毒母育ちの私が家族のしがらみを棄てたあと

母に結婚生活を奪われても、文句ひとつ言わず母の面倒を見ることが自分に課せられた生まれてきた意味、と信じ人生すべてあきらめて生きてきました。自分の人生、自分のために生きてよかったのだと気づいてからの日々を綴っています。

姉の言い分

 正月に姉と2年ぶりに顔を合わせてから、1か月以上が過ぎた。まだ、気分は落ち込んだままだ。

 

 2年前、「そんなにしんどいなら母の面倒は私が見る」と言ってくれた言葉を信じた私がばかだった。結局のところ、家を改修したり買い替えたりする金はないから母を引き取ることなどできない。最後には「あんたが幾らか出してくれるの」で終わり。

 

 子どもの頃から我慢をして来たと、母から「生まれることを誰からも歓迎されていなかった」と聞かされていたことがどれだけ負い目だったかを話しても、「そんなことを言われて育った子どもはたくさんいる」と切り捨てられた。

 

 姉は強い。姉の強さがあれば、たぶんそんなことを聞かされたとしても「ああそう」と笑って聞き流せるのだろう。勝手に生んだんだろうと言い返せるのかもしれない。私にはそんな発想もなかった。

 

 「子どもの頃にあんたはどれだけ甘やかされていた」と姉は私を責めた。

 私は、甘やかされていたのだろうか。確かに父は私に優しかった。厳しくしつけられたけれど、いつでも私は父に愛されていること、守ってくれることを信じていた。しかし、姉に甘えた記憶はなかった。

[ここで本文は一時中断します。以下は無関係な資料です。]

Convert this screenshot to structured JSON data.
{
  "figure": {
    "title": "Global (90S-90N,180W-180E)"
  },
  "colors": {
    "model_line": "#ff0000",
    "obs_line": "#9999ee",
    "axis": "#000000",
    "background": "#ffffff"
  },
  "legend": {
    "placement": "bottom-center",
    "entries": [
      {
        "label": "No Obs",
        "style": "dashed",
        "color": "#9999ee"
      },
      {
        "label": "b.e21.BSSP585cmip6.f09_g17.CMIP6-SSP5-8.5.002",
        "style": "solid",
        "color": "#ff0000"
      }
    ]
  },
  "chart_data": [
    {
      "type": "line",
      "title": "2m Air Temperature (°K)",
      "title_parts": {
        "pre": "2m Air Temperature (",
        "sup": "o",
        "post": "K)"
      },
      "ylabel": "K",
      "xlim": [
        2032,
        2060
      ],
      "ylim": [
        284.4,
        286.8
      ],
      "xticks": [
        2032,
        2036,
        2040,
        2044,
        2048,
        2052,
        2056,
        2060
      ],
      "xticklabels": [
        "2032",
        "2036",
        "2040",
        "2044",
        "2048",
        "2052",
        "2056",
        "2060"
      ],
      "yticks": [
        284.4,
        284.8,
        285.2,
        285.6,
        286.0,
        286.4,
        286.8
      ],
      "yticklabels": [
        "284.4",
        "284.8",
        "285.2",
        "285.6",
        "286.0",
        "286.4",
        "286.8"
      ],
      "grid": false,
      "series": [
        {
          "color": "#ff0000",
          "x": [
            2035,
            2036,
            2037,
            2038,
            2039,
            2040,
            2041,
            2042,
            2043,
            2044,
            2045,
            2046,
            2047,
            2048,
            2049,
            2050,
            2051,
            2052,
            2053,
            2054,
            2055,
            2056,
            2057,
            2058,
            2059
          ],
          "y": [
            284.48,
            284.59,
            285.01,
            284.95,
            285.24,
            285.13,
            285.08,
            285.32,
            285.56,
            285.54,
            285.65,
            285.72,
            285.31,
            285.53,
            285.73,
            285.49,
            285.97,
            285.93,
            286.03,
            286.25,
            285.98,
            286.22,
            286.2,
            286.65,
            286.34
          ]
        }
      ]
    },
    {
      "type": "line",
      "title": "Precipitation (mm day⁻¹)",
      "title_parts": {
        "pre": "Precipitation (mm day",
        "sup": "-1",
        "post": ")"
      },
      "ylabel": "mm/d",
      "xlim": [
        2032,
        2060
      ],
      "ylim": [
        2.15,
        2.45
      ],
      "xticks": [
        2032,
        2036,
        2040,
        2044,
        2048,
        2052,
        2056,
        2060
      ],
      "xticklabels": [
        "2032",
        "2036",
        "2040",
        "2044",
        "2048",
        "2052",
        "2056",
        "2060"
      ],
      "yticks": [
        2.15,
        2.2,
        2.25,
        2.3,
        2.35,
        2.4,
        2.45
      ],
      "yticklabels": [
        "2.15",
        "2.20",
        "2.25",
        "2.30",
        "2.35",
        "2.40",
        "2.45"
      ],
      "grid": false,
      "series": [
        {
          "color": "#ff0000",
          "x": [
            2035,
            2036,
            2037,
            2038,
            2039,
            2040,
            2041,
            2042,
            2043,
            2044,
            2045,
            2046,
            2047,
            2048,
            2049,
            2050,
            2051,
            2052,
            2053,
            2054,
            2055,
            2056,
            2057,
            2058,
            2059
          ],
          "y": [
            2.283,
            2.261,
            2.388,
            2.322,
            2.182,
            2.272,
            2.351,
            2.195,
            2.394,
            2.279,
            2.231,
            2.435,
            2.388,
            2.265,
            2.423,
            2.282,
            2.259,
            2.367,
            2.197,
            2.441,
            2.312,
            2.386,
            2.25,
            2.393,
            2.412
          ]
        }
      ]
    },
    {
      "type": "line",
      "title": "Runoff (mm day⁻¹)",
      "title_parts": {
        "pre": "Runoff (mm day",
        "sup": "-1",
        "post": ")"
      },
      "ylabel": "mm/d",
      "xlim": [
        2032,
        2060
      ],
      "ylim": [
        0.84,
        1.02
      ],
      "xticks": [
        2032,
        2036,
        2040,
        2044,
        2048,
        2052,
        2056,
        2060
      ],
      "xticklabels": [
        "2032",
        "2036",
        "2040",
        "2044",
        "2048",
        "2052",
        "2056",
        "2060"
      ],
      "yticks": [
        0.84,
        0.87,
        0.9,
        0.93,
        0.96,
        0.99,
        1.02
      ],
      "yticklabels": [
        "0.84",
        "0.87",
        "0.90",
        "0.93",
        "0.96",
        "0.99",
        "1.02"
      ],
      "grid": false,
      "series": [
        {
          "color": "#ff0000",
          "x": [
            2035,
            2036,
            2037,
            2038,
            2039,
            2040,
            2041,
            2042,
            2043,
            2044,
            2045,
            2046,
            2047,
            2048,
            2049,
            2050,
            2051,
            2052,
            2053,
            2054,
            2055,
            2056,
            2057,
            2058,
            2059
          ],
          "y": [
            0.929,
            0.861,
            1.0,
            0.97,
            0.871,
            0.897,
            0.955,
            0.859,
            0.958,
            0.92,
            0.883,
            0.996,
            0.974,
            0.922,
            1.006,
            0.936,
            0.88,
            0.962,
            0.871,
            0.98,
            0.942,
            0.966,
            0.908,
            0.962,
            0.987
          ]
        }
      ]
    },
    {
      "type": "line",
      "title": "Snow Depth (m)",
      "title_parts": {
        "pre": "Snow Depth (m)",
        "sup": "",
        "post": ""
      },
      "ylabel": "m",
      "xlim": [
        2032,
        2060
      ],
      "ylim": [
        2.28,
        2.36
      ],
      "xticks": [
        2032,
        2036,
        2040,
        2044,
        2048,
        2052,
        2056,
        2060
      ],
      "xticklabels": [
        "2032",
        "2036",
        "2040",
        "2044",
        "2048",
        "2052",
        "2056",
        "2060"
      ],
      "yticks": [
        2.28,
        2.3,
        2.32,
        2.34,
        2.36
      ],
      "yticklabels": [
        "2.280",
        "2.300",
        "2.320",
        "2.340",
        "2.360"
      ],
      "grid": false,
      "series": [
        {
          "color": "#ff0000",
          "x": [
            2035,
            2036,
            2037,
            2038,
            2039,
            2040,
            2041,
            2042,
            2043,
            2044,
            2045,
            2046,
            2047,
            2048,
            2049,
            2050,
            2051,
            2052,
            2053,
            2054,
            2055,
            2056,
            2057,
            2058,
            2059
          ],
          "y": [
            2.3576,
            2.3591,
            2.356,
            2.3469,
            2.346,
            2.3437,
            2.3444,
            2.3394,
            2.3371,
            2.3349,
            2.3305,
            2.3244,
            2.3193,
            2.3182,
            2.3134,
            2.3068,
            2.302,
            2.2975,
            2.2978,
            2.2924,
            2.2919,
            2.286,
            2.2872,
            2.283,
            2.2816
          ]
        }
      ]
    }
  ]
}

母には?小学校に上がってからの記憶の中に、母に甘えた記憶はなかった。

 

 大学時代に父が死んでから、私は自分の生活費を自分で稼いできた。母からは一銭も仕送りをしてもらわなかった。それが当然と思っていたから、学費を出してくれただけでも感謝していた。

 ところが姉の前では仕送りをしていたと主張した。郵便局で振り込みに戸惑ったとただ、そのお金が私の手元に届かなかっただけだったと。仕送りをする気があったのなら、帰省して大学に戻る際など直接生活費をくれるはずなのにそんなことは一度もなかった。いや、生活費が足りているかどうかとすら、聞かれた記憶などなかった。

父が死んで、姉は給料を全額母に生活費として渡していたのだから、私の生活費など出せるはずがないことはちょっと考えればわかるはずなのに、私の反論は全く聞こうとしなかった。

 「振り込んだお金はどうなったの」

 「そのまま郵便局のものになった。聞きに行ったときにはもう期限が過ぎていて降ろせないと言われた」という母の言葉を信じた。

 そして私に向かって「学費を出してもらえただけでもよかったわね」と微笑んで言った。

 

 何を言っても論点をずらされてしまった。すべては二人の都合のいいまま、元のまま。私が何を言っても結局は争いが起きるだけ。私さえ我慢すれば丸く収まる。それは何十年たっても変わらなかった。